3Intensification of foraging and hunting can lead to degradation of resource availability. Habitat productivity, except for a few examples such as the use of fire to create more open country habitat, is not augmented via intensification of foraging and hunting procedures as can occur with agricultural production and intensification.

4It should be noted that, as demonstrated in the simulations, an average spacing of 4 years will arise when a population with a mortality schedule and actual reproductive period for women comparable to that of the !Kung San has a zero net growth rate, regardless of the factors affecting the spacing of offspring. This follows from the fact that the average spacing of offspring that must occur in order to maintain a zero net growth rate is determined by the mortality schedule and the length of the actual reproductive period. Thus the average birth spacing can be treated as responding to adaptive pressures only if it is assumed there are no factors driving the population size to an equilibrium value.
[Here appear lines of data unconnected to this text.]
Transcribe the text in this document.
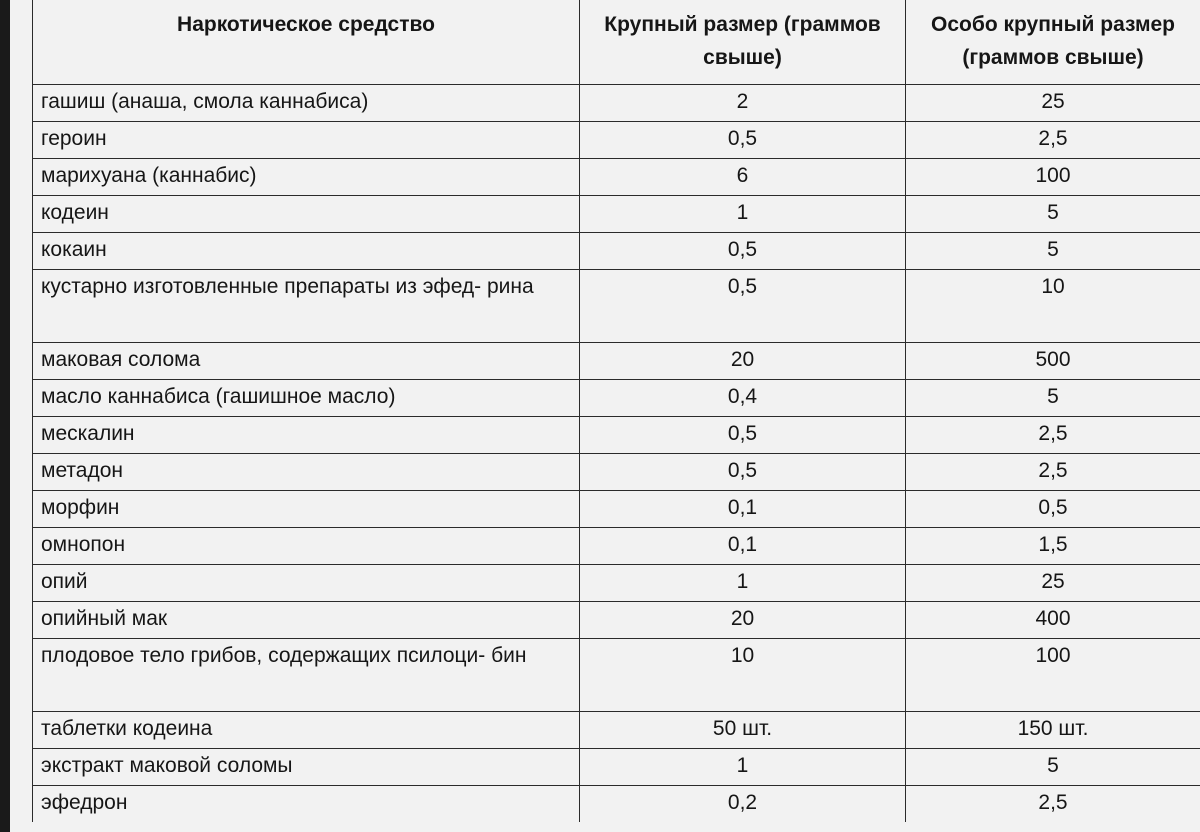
Наркотическое средство	Крупный размер (граммов свыше)	Особо крупный размер (граммов свыше)
гашиш (анаша, смола каннабиса)	2	25
героин	0,5	2,5
марихуана (каннабис)	6	100
кодеин	1	5
кокаин	0,5	5
кустарно изготовленные препараты из эфед- рина	0,5	10
маковая солома	20	500
масло каннабиса (гашишное масло)	0,4	5
мескалин	0,5	2,5
метадон	0,5	2,5
морфин	0,1	0,5
омнопон	0,1	1,5
опий	1	25
опийный мак	20	400
плодовое тело грибов, содержащих псилоци- бин	10	100
таблетки кодеина	50 шт.	150 шт.
экстракт маковой соломы	1	5
эфедрон	0,2	2,5
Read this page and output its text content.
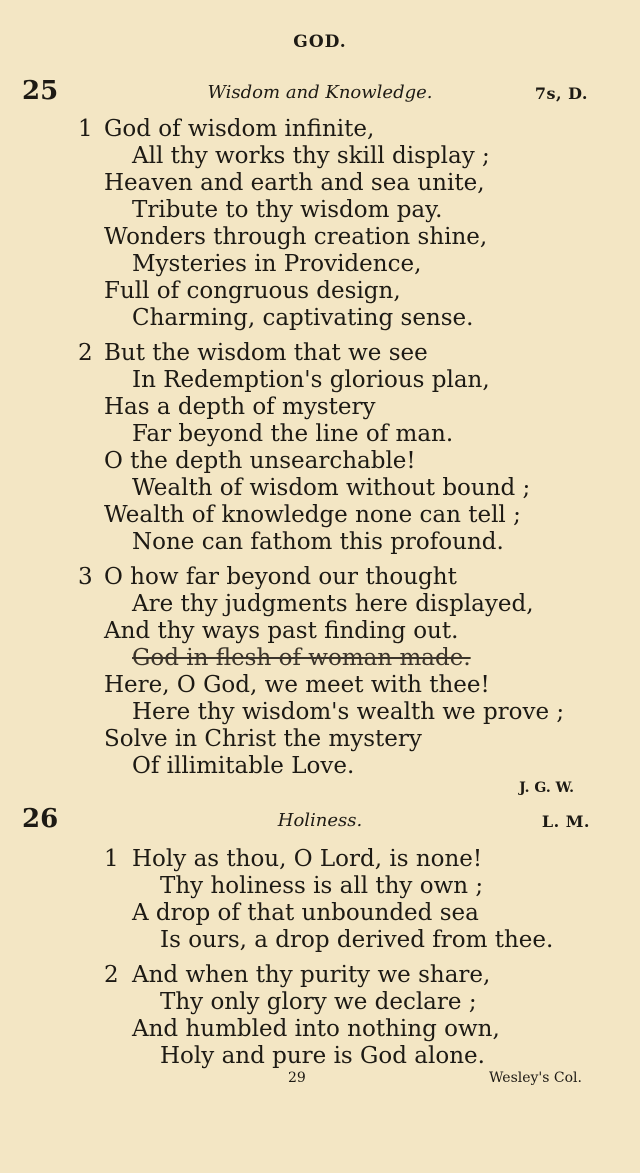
GOD.
25	Wisdom and Knowledge.	7s, D.
1 God of wisdom infinite,
All thy works thy skill display ;
Heaven and earth and sea unite,
Tribute to thy wisdom pay.
Wonders through creation shine,
Mysteries in Providence,
Full of congruous design,
Charming, captivating sense.
2 But the wisdom that we see
In Redemption's glorious plan,
Has a depth of mystery
Far beyond the line of man.
O the depth unsearchable!
Wealth of wisdom without bound ;
Wealth of knowledge none can tell ;
None can fathom this profound.
3 O how far beyond our thought
Are thy judgments here displayed,
And thy ways past finding out.
God in flesh of woman made.
Here, O God, we meet with thee!
Here thy wisdom's wealth we prove ;
Solve in Christ the mystery
Of illimitable Love.
J. G. W.
26	Holiness.	L. M.
1 Holy as thou, O Lord, is none!
Thy holiness is all thy own ;
A drop of that unbounded sea
Is ours, a drop derived from thee.
2 And when thy purity we share,
Thy only glory we declare ;
And humbled into nothing own,
Holy and pure is God alone.
29	Wesley's Col.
5While Howell (1976: 147) has argued that !Kung San women do not control their fertility artificially through means such as herbal teas, this does not rule out the possibility that !Kung San women can affect time of next pregnancy through a decision to continue or terminate breast-feeding. The strong evidence for the role of breast-feeding, particularly as practiced by !Kung San women, in post-partum amenorrhea along with the keen awareness of hunting and gathering groups about the biological world make it unlikely that they are unaware of the role of breast-feeding in producing temporary fecundity reduction. Such awareness may be mediated culturally in terms of how it is expressed; e.g., the quote presented above regarding the need to nurse for 3 to 4 years to ensure strong legs

6Gage et al. noted correctly that lactational amenorrhea, by itself, does not regulate population growth. They further argued that no link between lactational amenorrhea and a nonconservative factor (i.e., an extrinsic factor whose quantity varies with population density) had been established by those that proposed not only the existence of lactational amenorrhea but lactational amenorrhea as a causative mechanism in population regulation.

7In reality, other kin relations such as sibling relations are also used to justify camp membership.

8The number of camps relates to the number of permanent waterholes.